Elvis played a sold-out concert in Savannah in February 1977. Officials at the Savannah Civic Center contend an Elvis concert also had been booked for Sept. 28, 1977.

According to the Aug. 17, 1977, Savannah Morning News - the day after Elvis' death - the Civic Center was set to announce the September concert, but tickets had yet to go on sale.

"We were one of the few dates that they had booked before he died," said Cynthia Brinson, who went to work for the Civic Center in 1987 and was named its director in 1994.

Brinson - who coincidentally has a dog named Elvis - said she's confident the tickets being sold by Sav's company are authentic. The Civic Center verified for the company that the tickets contain Civic Center seat numbers and are the type that would have been sold there.

She also said concert promoter printing tickets well before they go on sale to the public is not unusual.

Sav said his company, Musicom International of Havertown, Pa., obtained the tickets from a concert promoter, but he wouldn't say how many he has to sell. Sav identified himself as Musicom marketing manager.

Musicom has been running advertisements for the tickets in the Morning News.

"Some are usable and some aren't," Sav said. "Some might have gotten water damage or whatever (over the 20 years). We don't want to put something in a frame with a picture of Elvis that's shoddy."

But retired Savannah police Lt. Robert E. Henry, who headed security for the Civic Center from 1974-92, said he's certain the tickets never were printed. Henry said the Civic Center was booking the September Elvis concert but hadn't actually inked it at the time of Elvis' death.

"It wasn't actually booked; you can't print tickets until you book it," Henry said.

For Morgan and others at Graceland, the controversy surrounding the Savannah Elvis tickets is the beginning of what they expect to be a year of Elvis hoopla.

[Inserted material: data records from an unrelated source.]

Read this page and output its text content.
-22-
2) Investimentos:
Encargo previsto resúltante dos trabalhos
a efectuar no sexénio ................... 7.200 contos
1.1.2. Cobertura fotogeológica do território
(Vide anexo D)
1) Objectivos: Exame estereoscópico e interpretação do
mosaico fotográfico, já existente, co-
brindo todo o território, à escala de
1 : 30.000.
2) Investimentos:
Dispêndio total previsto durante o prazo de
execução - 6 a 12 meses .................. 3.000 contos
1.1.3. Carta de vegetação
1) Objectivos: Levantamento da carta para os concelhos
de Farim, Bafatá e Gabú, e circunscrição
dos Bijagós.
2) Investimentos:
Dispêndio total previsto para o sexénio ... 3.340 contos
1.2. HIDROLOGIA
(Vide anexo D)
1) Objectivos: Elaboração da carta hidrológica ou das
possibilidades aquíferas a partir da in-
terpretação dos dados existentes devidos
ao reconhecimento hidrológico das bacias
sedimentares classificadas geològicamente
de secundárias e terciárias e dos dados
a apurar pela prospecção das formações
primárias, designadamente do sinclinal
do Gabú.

"We know of about 20 books coming out this year (to commemorate the 20th anniversary of Elvis' death), so we're ready for them and we're ready for the crazy tabloid stories," Morgan said. "We quit trying to explain it years ago - there's some things you just accept.

"We often joke that we don't know what we would do if Elvis really were alive and did return to go back to work," he said. "We're so busy now, we don't know how we would handle it."

Authentic or not, Brinson said the Civic Center will honor the 1977 Elvis tickets if the King returns to go through with the concert.

"I think if Elvis shows up, everything would go," she said.